Over the last few months, graduation ceremonies across the U.S. celebrated the newest generation of men and women in blue. These young officers will be added to the ranks of an estimated 792,000 brothers and 108,000 sisters across the nation.

The newly-sworn officers completed weeks of intense and comprehensive training. Many depended upon the confidence and support of loved ones to make it through. This support will be needed as many of these brave young men and women will be entering law enforcement departments that are understaffed and have limited resources at a time of strife and conflict across the nation.

New York City recently welcomed more than 400 officers in a ceremony at Madison Square Garden, adding to an existing force of 35,395. This represents the largest police force in the country.

"You took this job to make a difference, to lead lives of significance," Police Commissioner James O'Neill said to the officers. "This is the most rewarding profession you will ever have."

The new graduates into the New York Police Department represent 32 different countries with 39 different languages spoken among the officers. Proud families viewed the ceremony knowing their lives would change. There were even two marriage proposals from new police officers.

Further west, the venue was smaller as the city of Detroit added 55 new recruits at a swearing-in ceremony at the Second Ebenezer Church. The officers join a group of 300 officers that had been hired last year to an existing force of around 1,700.

"We need you badly," Detroit Police Commissioner Willie Bell said. "Do not take your new responsibilities lightly. I challenge you to give something back. There's got to be some way you can make someone smile every day."

The Detroit Chief of Police James Craig added, "This is an oath not to be taken lightly. It's based on the tenets of what it means to be a Detroit Police officer: Courage, integrity and service to citizens."

The newly inducted officers are stepping into a tough job and will struggle to fill a major gap in patrol force strength. The Detroit Police Department is still short by 126 officers for which the city had budgeted.

Detroit has worked with a significant shortage of trained law enforcement officers for years, and the numbers have shrunk in the previous decade. The force went from 3,700 officers to 2,700 between 2003 and 2012. In those same years, the city population did dip from 927,000 to 707,000, but this was a much smaller decline than that of the police force.

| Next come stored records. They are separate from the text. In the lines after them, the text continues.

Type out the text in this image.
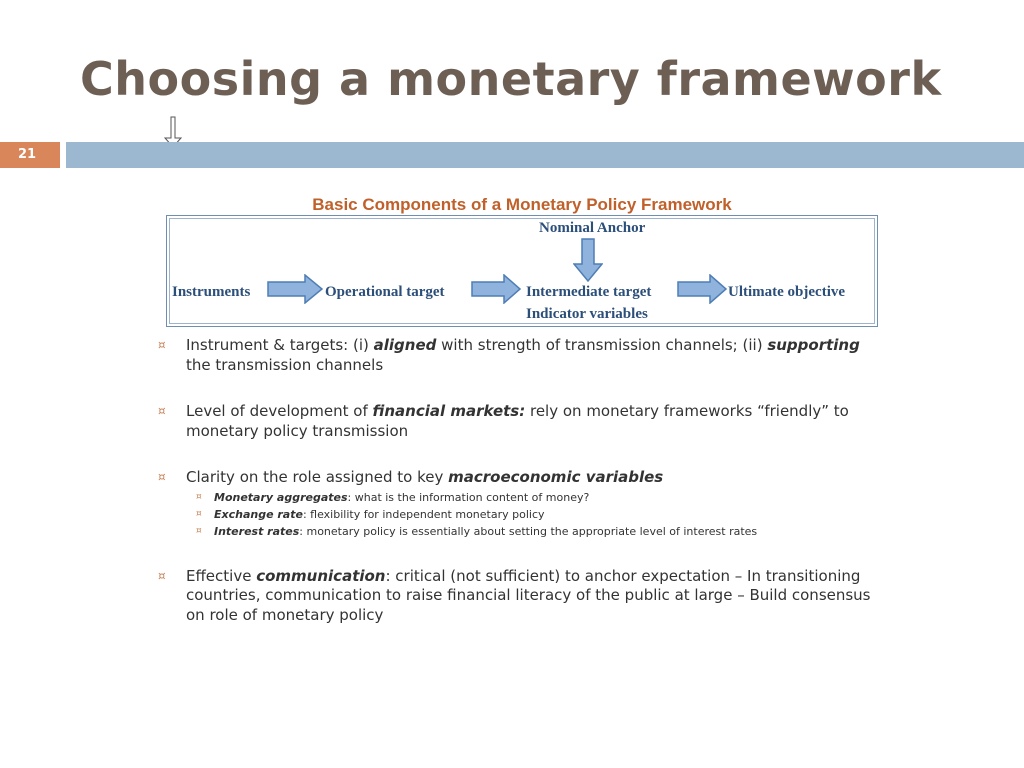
Choosing a monetary framework
21
Basic Components of a Monetary Policy Framework
Nominal Anchor
Instruments	Operational target	Intermediate target
Indicator variables
Ultimate objective
¤ Instrument & targets: (i) aligned with strength of transmission channels; (ii) supporting the transmission channels
¤ Level of development of financial markets: rely on monetary frameworks “friendly” to monetary policy transmission
¤ Clarity on the role assigned to key macroeconomic variables
¤ Monetary aggregates: what is the information content of money?
¤ Exchange rate: flexibility for independent monetary policy
¤ Interest rates: monetary policy is essentially about setting the appropriate level of interest rates
¤ Effective communication: critical (not sufficient) to anchor expectation – In transitioning countries, communication to raise financial literacy of the public at large – Build consensus on role of monetary policy
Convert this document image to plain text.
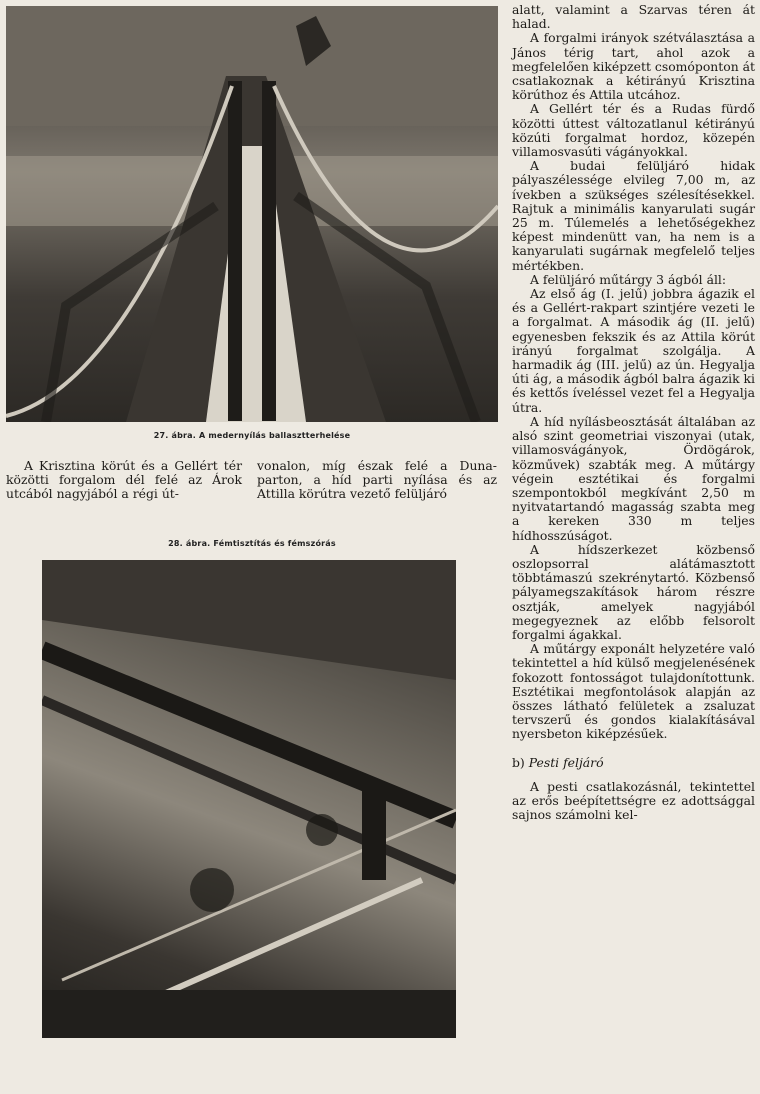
27. ábra. A medernyílás ballasztterhelése

A Krisztina körút és a Gellért tér közötti forgalom dél felé az Árok utcából nagyjából a régi út-

vonalon, míg észak felé a Duna-parton, a híd parti nyílása és az Attilla körútra vezető felüljáró

28. ábra. Fémtisztítás és fémszórás

alatt, valamint a Szarvas téren át halad.

A forgalmi irányok szétválasztása a János térig tart, ahol azok a megfelelően kiképzett csomóponton át csatlakoznak a kétirányú Krisztina körúthoz és Attila utcához.

A Gellért tér és a Rudas fürdő közötti úttest változatlanul kétirányú közúti forgalmat hordoz, közepén villamosvasúti vágányokkal.

A budai felüljáró hidak pályaszélessége elvileg 7,00 m, az ívekben a szükséges szélesítésekkel. Rajtuk a minimális kanyarulati sugár 25 m. Túlemelés a lehetőségekhez képest mindenütt van, ha nem is a kanyarulati sugárnak megfelelő teljes mértékben.

A felüljáró műtárgy 3 ágból áll:

Az első ág (I. jelű) jobbra ágazik el és a Gellért-rakpart szintjére vezeti le a forgalmat. A második ág (II. jelű) egyenesben fekszik és az Attila körút irányú forgalmat szolgálja. A harmadik ág (III. jelű) az ún. Hegyalja úti ág, a második ágból balra ágazik ki és kettős íveléssel vezet fel a Hegyalja útra.

A híd nyílásbeosztását általában az alsó szint geometriai viszonyai (utak, villamosvágányok, Ördögárok, közművek) szabták meg. A műtárgy végein esztétikai és forgalmi szempontokból megkívánt 2,50 m nyitvatartandó magasság szabta meg a kereken 330 m teljes hídhosszúságot.

A hídszerkezet közbenső oszlopsorral alátámasztott többtámaszú szekrénytartó. Közbenső pályamegszakítások három részre osztják, amelyek nagyjából megegyeznek az előbb felsorolt forgalmi ágakkal.

A műtárgy exponált helyzetére való tekintettel a híd külső megjelenésének fokozott fontosságot tulajdonítottunk. Esztétikai megfontolások alapján az összes látható felületek a zsaluzat tervszerű és gondos kialakításával nyersbeton kiképzésűek.

b) Pesti feljáró

A pesti csatlakozásnál, tekintettel az erős beépítettségre ez adottsággal sajnos számolni kel-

Detroit has an estimated 2,890 officers, and the ratio per 10K population is 32.1 officers. This is less than that of New York with a ratio of 41.8 officers per 10K population.

The job in any community can be dangerous. In Detroit, eight police officers have been shot or killed in the line of duty since September, and New York just lost its fourth officer of 2017 in an "unprovoked attack" early this morning. So far, 67 officers nationwide have lost their lives so far this year.

Whether an officer will serve a big metropolitan city like New York or Detroit or patrol vast miles of lonely rural roads and families, they face an ever-increasing challenge to do their jobs. Whether dressed in blue, brown, khaki, green or grey, law enforcement officers face a tough job.

Craig summed up the challenge well.

"In this present environment of confusion and conflict, you have a steeper learning curve than I did when I first started," Craig told the Detroit graduates. "You'll also be contending with the anti-police rhetoric that's out there. Never give credibility to their claims."

These officers will need not just the support of their families and friends, but the entire community in which they serve and that of a nation which they share in the responsibility to protect.